As a teenager, I hear this phrase, from most adults a lot – grow up. I am either too young or too old for everything and sometimes, it gets out of hand. I hear words like impulsive, rude, argumentative, moody quite often. Teen behaviour has proven to be a whirlwind for many. So I did some digging and found things all adults, parents and teachers, should know about teenagers regarding why we act the way we do..


To begin with, over the years there is a drastic change in the way psychologists defined teen behaviour.Psychologist G. Stanley Hall termed this phase as ‘Storm and Stress’ period, while Erik Erikson ,saw this phase as the most tumultuous of life’s several identity crises.

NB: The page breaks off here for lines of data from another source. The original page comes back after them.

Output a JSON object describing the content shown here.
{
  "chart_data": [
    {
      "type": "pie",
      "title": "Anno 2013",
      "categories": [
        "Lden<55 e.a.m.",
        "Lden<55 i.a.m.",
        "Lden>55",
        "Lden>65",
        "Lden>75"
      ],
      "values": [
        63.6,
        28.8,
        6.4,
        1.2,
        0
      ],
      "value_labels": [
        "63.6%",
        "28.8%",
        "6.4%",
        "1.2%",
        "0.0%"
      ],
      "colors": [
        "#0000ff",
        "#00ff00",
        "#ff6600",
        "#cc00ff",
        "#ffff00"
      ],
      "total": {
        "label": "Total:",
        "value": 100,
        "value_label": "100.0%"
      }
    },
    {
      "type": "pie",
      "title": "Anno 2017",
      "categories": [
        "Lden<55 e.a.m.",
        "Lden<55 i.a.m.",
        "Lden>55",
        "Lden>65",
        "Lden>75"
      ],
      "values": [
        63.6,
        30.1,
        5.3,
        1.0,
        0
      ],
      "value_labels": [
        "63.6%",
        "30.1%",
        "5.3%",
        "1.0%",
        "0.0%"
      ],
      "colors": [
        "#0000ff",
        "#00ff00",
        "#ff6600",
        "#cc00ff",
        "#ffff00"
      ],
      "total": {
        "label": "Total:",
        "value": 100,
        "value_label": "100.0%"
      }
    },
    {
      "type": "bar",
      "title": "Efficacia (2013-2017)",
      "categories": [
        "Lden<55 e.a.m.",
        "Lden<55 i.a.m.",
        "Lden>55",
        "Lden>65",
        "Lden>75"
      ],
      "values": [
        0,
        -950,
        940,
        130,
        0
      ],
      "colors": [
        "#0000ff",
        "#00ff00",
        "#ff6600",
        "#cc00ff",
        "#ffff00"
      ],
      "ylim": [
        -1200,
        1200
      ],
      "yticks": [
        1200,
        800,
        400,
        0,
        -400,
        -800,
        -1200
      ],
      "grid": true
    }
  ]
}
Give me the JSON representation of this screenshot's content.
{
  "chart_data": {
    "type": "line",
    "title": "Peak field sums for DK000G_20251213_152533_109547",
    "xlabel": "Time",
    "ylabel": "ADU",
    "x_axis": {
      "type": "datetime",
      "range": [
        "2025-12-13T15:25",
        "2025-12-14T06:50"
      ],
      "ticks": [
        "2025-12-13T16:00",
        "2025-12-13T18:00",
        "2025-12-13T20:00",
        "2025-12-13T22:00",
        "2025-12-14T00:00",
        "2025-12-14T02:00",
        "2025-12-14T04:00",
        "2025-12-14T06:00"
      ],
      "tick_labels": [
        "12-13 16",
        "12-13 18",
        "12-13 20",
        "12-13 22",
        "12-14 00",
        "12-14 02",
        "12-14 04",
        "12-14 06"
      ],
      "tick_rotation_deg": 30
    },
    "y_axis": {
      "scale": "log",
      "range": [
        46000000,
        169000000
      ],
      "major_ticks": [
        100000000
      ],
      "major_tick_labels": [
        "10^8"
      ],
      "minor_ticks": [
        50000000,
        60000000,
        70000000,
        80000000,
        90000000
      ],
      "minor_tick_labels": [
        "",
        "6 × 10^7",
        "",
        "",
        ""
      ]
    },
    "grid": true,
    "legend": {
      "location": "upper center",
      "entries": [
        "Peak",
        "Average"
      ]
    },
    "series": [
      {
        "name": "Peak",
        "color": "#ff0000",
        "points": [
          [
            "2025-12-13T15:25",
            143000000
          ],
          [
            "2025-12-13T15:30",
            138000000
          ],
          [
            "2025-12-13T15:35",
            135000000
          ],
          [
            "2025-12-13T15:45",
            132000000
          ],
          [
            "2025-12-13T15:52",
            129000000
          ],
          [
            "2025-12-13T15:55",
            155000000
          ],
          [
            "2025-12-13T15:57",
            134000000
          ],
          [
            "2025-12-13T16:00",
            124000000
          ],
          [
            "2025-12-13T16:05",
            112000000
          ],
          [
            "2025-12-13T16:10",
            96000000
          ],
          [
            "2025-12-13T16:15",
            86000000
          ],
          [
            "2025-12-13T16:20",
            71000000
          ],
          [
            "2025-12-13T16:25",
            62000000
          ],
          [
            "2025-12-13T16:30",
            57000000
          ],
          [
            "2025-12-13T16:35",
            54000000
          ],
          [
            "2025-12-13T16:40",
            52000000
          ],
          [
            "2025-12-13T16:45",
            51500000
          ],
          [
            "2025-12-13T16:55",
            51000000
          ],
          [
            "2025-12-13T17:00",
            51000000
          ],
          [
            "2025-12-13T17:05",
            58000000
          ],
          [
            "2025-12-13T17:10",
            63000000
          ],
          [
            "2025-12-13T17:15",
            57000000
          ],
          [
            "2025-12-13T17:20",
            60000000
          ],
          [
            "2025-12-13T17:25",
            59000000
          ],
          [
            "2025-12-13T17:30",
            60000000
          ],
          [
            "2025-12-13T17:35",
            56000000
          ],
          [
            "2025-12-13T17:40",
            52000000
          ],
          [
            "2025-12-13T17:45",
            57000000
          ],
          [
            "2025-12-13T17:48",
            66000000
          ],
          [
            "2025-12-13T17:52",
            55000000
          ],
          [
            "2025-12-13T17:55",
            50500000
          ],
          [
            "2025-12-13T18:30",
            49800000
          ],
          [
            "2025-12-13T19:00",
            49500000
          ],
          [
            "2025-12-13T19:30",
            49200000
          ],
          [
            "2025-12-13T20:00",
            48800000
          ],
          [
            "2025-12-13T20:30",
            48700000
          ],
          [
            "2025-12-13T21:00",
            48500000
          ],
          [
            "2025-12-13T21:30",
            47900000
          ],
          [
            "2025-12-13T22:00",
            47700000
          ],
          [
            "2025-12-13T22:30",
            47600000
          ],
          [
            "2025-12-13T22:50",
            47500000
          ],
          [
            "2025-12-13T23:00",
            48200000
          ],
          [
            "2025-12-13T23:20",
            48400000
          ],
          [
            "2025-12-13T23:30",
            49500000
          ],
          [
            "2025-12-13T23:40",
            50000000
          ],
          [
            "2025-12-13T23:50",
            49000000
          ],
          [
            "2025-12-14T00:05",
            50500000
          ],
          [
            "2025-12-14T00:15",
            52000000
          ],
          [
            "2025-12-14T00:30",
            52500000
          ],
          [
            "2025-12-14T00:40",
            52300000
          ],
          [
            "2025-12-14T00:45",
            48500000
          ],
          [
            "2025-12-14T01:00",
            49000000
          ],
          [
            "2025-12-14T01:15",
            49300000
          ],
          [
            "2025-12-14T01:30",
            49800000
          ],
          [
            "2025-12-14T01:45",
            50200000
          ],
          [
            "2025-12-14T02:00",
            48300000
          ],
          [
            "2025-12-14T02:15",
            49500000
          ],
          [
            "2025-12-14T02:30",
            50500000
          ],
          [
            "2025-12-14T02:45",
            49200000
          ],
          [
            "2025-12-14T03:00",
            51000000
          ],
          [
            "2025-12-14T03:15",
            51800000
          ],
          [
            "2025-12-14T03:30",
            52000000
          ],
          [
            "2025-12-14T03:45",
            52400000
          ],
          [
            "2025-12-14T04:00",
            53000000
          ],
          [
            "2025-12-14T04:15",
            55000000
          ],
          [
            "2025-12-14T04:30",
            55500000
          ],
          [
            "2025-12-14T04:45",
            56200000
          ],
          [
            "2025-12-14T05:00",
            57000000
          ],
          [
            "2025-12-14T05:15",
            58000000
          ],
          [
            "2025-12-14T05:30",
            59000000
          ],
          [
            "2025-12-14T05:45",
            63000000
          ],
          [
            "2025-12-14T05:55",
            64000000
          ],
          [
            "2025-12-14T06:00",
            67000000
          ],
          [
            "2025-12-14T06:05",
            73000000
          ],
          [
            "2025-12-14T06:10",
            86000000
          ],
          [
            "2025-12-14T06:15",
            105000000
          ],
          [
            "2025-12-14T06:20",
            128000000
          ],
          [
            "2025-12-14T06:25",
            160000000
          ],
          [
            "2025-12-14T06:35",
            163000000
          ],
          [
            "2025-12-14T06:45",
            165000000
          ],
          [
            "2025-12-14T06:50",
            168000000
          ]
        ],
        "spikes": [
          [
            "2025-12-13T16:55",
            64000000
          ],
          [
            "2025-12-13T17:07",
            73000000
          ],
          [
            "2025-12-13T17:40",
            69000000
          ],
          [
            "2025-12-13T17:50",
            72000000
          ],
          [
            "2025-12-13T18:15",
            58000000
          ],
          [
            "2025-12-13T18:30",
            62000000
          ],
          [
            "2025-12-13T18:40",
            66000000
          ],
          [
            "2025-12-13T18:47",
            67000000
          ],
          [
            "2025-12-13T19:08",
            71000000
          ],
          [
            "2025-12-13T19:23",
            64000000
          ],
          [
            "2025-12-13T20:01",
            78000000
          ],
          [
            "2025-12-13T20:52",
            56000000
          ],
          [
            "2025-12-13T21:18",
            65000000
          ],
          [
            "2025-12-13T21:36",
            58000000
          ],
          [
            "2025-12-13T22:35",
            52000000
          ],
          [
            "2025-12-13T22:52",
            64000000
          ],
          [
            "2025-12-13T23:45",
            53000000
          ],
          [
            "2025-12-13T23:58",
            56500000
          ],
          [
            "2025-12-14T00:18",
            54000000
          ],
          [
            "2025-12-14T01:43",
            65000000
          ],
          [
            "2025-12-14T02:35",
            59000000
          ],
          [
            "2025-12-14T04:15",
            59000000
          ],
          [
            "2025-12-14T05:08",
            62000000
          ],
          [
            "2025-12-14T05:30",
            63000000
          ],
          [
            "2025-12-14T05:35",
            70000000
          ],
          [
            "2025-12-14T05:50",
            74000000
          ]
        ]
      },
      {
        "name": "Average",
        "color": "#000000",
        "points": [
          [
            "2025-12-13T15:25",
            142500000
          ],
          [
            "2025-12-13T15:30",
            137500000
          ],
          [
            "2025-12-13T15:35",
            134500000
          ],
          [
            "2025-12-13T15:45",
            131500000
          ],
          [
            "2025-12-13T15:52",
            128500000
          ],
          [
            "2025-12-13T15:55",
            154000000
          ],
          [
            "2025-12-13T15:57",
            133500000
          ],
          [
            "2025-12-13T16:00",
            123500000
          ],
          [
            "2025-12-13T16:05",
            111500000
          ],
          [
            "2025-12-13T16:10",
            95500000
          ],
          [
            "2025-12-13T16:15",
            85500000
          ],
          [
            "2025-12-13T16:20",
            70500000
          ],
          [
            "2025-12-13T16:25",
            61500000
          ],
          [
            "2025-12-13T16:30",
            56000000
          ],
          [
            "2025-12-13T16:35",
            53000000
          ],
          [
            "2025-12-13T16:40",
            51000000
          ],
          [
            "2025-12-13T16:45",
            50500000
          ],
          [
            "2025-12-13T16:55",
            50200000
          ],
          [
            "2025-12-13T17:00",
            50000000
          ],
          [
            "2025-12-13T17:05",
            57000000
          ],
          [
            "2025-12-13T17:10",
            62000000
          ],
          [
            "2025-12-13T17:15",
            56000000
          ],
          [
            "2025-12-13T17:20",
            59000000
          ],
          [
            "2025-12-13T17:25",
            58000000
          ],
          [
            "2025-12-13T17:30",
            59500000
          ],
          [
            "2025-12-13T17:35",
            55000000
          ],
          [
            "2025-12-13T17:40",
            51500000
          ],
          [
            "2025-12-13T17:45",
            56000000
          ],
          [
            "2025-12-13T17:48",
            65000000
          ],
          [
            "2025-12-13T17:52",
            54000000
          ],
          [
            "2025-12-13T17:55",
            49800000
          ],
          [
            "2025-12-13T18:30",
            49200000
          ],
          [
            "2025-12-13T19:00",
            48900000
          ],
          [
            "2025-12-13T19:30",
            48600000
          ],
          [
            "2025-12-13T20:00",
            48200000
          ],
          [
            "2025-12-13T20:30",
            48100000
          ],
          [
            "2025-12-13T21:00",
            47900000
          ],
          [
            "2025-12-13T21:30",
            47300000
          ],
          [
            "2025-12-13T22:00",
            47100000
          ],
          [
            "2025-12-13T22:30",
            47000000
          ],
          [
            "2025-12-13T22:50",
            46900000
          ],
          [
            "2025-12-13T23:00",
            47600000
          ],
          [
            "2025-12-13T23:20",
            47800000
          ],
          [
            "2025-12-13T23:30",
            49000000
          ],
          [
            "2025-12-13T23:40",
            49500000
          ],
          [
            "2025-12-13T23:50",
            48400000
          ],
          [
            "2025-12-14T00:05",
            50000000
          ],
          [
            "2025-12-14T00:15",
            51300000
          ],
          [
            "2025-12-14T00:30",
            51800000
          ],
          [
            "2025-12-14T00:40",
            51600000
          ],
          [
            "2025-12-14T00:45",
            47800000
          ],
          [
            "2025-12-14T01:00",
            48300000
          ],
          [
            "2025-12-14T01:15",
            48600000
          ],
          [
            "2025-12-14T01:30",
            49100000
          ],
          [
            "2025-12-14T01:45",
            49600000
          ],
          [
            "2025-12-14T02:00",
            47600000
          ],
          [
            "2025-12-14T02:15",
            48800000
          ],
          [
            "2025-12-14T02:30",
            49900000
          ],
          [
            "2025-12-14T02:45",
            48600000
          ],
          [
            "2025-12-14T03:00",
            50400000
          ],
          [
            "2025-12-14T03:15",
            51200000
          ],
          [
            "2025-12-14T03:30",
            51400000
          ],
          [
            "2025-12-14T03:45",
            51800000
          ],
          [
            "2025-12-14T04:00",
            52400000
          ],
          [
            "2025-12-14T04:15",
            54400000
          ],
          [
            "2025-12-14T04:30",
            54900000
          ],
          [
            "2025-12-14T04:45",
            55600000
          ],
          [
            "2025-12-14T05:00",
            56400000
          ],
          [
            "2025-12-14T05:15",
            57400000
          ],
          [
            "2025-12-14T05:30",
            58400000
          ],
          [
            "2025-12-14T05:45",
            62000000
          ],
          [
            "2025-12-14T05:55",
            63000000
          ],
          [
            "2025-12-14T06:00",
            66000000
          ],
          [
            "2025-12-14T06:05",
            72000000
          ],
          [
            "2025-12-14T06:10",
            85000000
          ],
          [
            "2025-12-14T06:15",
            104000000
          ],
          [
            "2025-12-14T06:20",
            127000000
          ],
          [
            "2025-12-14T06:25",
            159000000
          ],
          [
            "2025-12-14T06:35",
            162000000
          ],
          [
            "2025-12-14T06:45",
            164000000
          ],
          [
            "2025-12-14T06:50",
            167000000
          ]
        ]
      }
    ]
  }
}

Against these views the 20th century researchers evolved brain imaging technology which enabled them to study the teen brain. NIH (National Institute of Health) conducted a study over a hundred youngsters and the revelation was shocking. The Study stated that our brains are not developed yet. It goes through remodeling, from back to front, and many parts are not wired and may not be for a few years. Most of these parts are used by adults for rational thinking and decision making. This remodeling also helps store things that we do more often and things we don’t, in the trash. We also learn more in this stage therefore we need all the encouragement and support we can get to try new things.

Moving on, we have a lot of hormonal changes. This is important as this can mess with a lot of things we do. One of the hormones is Melatonin. This hormone is responsible of putting us to sleep. As this gets shifted, we sleep late at night and feel sleepy during the day.

More studies and researches are being conducted to better understand what teenagers go through, and how they should be handled.